The restaurant is owned by John Jacobi, the developer of Pleasant Beach Village. The village is a mixture of retail space, apartments, restaurants, boutique lodging, and, of course, the great hamburger joint.
“The idea all along was to provide a place where people — including families with children — could get an inexpensive meal,” said Vita. “They can do that at Hammy’s. And we hope to always offer a burger under $5.”
There are 11 different burgers on the menu, including a Hawaiian burger with a pineapple slice, a bacon cheeseburger and a barbecue burger. There’s the option of veggie burgers and chicken sandwiches, a grilled cheese sandwich, a BLT or a hot dog. Couple any of those with French fries, tater tots or onion rings, and throw in a homemade milkshake made with fresh in-season fruit and it’s a meal.
“We serve certified Angus beef, local to the Pacific Northwest, and we use all local vegetables and fruit — lettuce, onions, tomatoes,” Vita said. “Our milkshakes are made with fresh in-season fruit, like peach shakes in the summer when peaches are in season. Otherwise, it’s local fruit that’s been frozen.”

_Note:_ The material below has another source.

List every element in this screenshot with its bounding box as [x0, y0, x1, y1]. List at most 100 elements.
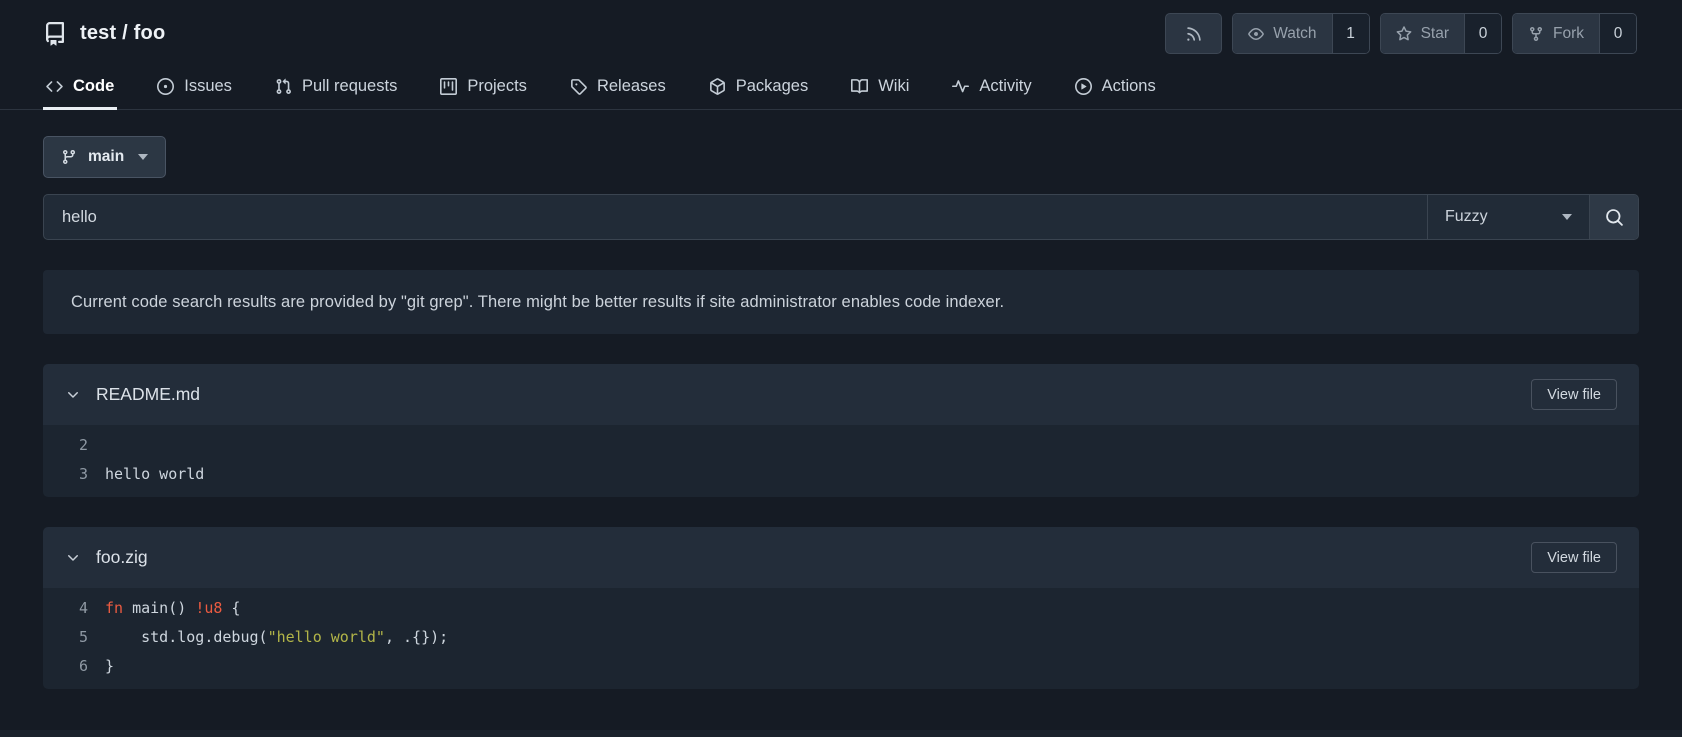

Burgers range from the Basic at $4.75, a quarter-pound patty with lettuce, tomato, onion and pickle, to the BBQ Burger at $7.85, which is a quarter-pound patty with Jack Daniels sauce and caramelized onions on a Kaiser bun. There’s the option of a gluten-free bun on any sandwich. Sides are $2.95 to $3.95 and shakes are $4.50. There’s fountain drinks, coffee and milk, also.
Hammy’s also makes its own special sauce that can go on burgers, chicken, or be used as a dip for fries. Don’t ask what’s in it — because that’s a family recipe — but imagine Thousand Island dressing mixed with tartar sauce and mayo with a smoky flavor.

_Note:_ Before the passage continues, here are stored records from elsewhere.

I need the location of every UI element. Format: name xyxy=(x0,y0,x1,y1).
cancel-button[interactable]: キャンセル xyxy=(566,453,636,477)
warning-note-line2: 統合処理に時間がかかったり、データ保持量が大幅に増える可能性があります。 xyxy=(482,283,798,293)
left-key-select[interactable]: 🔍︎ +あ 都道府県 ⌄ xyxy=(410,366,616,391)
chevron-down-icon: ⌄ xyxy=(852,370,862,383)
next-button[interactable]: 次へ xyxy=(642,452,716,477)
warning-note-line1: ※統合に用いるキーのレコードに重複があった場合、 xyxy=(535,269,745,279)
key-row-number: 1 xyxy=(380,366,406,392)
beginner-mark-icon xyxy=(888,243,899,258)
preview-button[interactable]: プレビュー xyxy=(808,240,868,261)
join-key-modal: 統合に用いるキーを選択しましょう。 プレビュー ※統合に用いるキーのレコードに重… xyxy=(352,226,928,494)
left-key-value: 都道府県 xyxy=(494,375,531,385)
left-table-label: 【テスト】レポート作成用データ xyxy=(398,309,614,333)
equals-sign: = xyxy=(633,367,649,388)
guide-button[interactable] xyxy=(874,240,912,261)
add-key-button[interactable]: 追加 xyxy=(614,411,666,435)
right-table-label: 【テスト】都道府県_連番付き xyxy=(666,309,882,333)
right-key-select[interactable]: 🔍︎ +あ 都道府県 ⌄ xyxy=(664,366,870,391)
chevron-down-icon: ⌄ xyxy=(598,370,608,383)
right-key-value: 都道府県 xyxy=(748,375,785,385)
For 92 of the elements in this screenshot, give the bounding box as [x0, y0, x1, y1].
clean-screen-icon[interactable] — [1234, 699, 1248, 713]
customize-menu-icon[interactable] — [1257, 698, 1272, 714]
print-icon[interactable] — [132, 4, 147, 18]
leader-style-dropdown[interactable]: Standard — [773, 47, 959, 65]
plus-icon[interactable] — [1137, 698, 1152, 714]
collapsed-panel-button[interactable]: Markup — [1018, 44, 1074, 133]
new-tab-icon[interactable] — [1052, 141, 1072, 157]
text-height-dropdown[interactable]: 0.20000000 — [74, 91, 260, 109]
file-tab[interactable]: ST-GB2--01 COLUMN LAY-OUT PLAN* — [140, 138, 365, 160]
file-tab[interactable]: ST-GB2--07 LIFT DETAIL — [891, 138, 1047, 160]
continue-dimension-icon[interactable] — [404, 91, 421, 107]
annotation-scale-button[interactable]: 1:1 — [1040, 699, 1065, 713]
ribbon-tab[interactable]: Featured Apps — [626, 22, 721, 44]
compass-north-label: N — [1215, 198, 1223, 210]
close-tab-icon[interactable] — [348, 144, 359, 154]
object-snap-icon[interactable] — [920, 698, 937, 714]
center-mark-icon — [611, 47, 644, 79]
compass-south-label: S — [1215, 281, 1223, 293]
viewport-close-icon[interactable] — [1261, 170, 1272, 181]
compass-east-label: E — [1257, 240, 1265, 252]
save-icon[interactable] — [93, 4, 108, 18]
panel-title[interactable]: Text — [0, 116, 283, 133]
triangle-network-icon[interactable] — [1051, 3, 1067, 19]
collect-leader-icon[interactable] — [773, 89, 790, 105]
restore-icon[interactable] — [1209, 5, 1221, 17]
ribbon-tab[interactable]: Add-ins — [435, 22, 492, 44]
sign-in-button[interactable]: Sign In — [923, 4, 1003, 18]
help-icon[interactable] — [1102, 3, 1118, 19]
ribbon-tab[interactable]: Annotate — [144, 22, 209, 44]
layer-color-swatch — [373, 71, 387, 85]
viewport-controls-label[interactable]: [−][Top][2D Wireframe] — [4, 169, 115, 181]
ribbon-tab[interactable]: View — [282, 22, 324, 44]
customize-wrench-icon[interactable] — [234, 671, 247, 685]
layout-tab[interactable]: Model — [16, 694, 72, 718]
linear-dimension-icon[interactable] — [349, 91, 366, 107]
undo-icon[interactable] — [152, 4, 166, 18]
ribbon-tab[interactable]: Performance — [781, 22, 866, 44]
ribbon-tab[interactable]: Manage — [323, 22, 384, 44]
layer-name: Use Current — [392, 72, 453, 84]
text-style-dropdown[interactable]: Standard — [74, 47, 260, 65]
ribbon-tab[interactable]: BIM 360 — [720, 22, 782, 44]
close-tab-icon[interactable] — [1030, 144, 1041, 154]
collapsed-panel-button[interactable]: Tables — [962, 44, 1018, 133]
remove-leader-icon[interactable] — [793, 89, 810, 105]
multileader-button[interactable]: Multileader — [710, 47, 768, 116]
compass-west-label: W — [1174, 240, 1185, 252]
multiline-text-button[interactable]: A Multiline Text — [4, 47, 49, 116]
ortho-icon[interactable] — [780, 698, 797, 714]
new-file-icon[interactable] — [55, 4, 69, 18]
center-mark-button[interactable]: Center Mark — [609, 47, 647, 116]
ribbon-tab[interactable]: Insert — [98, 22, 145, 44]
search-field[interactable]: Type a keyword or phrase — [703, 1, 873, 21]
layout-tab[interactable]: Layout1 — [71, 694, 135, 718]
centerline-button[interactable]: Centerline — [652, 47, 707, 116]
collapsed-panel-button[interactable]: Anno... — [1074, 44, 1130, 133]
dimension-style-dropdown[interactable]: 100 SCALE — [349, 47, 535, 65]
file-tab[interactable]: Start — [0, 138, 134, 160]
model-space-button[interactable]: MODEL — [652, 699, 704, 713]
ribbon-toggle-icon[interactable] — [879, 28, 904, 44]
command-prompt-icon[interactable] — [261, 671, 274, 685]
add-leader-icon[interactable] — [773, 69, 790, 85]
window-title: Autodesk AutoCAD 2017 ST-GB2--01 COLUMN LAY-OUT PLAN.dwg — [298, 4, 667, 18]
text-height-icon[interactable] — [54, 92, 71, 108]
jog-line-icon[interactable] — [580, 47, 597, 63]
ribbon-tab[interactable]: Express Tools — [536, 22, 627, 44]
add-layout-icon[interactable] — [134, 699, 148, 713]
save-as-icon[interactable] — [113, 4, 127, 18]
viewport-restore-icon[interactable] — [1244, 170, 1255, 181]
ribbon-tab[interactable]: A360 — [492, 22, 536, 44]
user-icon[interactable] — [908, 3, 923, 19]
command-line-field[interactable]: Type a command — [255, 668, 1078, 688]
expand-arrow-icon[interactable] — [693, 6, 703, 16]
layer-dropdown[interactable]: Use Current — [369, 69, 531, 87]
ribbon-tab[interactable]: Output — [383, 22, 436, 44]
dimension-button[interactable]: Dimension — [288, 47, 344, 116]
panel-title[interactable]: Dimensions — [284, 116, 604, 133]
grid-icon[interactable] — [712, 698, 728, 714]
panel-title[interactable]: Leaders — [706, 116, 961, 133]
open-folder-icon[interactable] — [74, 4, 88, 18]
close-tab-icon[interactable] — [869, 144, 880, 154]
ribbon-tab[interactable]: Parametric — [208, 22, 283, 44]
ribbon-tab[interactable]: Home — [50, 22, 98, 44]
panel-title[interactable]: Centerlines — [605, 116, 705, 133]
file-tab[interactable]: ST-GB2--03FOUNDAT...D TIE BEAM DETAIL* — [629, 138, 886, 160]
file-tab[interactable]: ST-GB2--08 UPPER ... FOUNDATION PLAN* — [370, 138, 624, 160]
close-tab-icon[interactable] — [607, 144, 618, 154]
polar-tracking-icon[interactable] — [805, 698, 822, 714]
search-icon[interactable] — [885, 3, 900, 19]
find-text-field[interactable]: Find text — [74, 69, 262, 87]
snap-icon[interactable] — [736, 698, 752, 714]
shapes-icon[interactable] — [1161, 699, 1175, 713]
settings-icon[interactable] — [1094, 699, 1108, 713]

The burger joint, decorated in black-and-white checkerboard tiles, has a throw-back feel, with a 1920s Seeburg jukebox and a coin-operated basketball game that only takes nickels and dimes, just like in the “Happy Days” era. There’s an authentic Coca-Cola logo vinyl booth, old-style wood booths and swivel bar stools at the counter.
Some of the photographs on the wall came from the Bainbridge Island Historical Museum, revealing Winslow baseball teams in their early days and a shot of the 1955 Bainbridge Island Spartans basketball team. An entire wall of the restaurant is windows and allow patrons to watch the happenings along Pleasant Beach Drive.
The busiest times for the place are Thursday, Fridays and Saturdays, and after the nearby movie theater lets out.
“Summers are always great,” Vita said. “We’re busy all the time then. Sunny days bring people out, too.”
She’s found that many of their customers are people who work nearby, or those who come to shop at Lynwood. There are groups of mothers who come to eat and talk with each other, while their children play at kid-sized tables or use the chalkboards available to them. There are also videos for the kids to watch.
“We really want this place to be casual, family dining,” Vita said. “With some of the kids, in the past 18 months, we’ve watched them grow up and go from chicken strips to hamburgers.”
And, she added, some of their customers are predictable, repeat business.
“We have regulars that come on the same day of the week, the same time each time, and order the same thing,” she said.
Because Hammy’s is owned by Jacobi, who also owns the Manor House Restaurant, the Marketplace and the Beach House bar, professional restaurant management practices are shared among the places.
As for the name, Hammy’s….
“It’s the nickname that John’s grandchildren call him,” Vita said.